After Subway Rampage: Adams, Sewell to Provide More Officers, Scour Social Media for Unhinged Rants

By Yehudit Garmaise

The police will be “omnipresent” on the subway trains and platforms, and passengers “will see those officers going after those violent offenders,” Mayor Eric Adams and NYPD Police Commissioner Keechant Sewell said on Sunday in several television appearances.

Besides for doubling the police presence on the trains, as Adams said he would do after James’ rampage, on Sunday, the mayor also spoke about his longtime plans to “deploy police correctly, to deal with the mental-health and homelessness crisis in our system, and to ensure that officers are receiving specific information on what we expect from them,” as solutions to the city’s ever surging crime rate.
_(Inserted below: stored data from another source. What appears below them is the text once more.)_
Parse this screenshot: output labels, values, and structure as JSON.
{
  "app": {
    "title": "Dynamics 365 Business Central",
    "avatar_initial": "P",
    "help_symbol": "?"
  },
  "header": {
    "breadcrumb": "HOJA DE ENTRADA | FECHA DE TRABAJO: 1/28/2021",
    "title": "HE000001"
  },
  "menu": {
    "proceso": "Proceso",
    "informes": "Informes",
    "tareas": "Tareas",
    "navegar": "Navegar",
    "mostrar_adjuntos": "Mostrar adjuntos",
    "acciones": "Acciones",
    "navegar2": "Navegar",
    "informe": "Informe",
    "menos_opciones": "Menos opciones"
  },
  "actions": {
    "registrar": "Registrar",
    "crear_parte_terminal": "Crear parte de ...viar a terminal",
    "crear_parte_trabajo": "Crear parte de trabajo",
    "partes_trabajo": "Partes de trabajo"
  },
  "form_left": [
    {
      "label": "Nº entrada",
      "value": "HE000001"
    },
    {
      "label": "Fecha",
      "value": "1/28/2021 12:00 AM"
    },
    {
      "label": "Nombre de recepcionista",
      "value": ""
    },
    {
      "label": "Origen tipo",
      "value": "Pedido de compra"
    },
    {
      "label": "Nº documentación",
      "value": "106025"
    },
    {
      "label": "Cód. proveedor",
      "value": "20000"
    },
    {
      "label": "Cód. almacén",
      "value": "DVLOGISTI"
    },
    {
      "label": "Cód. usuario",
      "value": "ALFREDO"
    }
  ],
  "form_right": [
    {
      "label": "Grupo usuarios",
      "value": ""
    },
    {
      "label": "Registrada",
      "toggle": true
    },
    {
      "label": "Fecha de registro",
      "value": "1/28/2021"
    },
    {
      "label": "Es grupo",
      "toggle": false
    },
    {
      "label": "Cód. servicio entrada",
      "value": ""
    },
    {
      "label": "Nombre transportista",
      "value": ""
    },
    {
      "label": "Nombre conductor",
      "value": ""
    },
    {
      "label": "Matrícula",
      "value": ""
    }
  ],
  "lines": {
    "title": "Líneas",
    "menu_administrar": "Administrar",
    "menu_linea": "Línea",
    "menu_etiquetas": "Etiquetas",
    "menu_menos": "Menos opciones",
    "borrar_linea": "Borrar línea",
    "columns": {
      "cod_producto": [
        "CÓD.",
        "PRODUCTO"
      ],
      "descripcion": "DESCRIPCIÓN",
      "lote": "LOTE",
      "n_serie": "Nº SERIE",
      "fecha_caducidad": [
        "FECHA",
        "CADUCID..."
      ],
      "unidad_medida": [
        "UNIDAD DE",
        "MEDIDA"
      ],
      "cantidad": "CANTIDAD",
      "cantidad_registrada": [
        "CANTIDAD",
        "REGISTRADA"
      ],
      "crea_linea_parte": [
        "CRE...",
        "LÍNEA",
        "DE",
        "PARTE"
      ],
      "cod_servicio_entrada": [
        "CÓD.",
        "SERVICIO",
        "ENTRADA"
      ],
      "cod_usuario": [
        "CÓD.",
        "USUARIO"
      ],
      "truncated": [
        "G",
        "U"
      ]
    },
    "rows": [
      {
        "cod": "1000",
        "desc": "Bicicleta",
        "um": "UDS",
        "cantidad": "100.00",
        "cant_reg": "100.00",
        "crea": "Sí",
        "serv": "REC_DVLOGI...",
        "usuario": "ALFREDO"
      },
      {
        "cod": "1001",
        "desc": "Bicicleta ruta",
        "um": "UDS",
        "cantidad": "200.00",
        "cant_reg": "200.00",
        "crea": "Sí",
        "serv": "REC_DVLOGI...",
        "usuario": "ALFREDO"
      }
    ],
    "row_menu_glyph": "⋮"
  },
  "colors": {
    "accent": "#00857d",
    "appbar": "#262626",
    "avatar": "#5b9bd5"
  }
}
Adams also took aim at social media, where James had posted several unhinged rants.

“We can identify using our artificial intelligence to identify those who are talking about violence,” Adams said. “There’s a corporate responsibility.”

“The subways have to be safe, and they will be safe,” Sewell said on ABC.

While the public recovers from last Tuesday’s terrifying rampage, in which Frank James allegedly opened fire on a crowded N-train in Brooklyn and injured 29 innocent commuters, the NYPD has also reported that so far this year, major felonies reported in the subway system rose 68%, robberies in the subways surged by 72%, and felony assaults have increased by 28%, the New York Post reported.

Earlier this month, the NYPD also revealed a 37% increase in major crimes in March.

Despite these horrifying statistics, on MSNBC on Sunday, Adams and Sewell provided the cold comfort that Mississippi, Kentucky, and Louisiana have the country’s highest murder rates and that New York City is much safer than it has been in the past.

“I was in the city when it spiraled out of control during the mid 80s [and] early 90s, and “[New York City] is far from [where it was then],” said the mayor.

“This city is far from spiraling out of control, and we hope to get crime under control and deal with those pathways that lead to criminal behavior in our city,” said Mayor Adams, that since he took office Jan. 1, the NYPD has recovered 1,800 guns off the streets.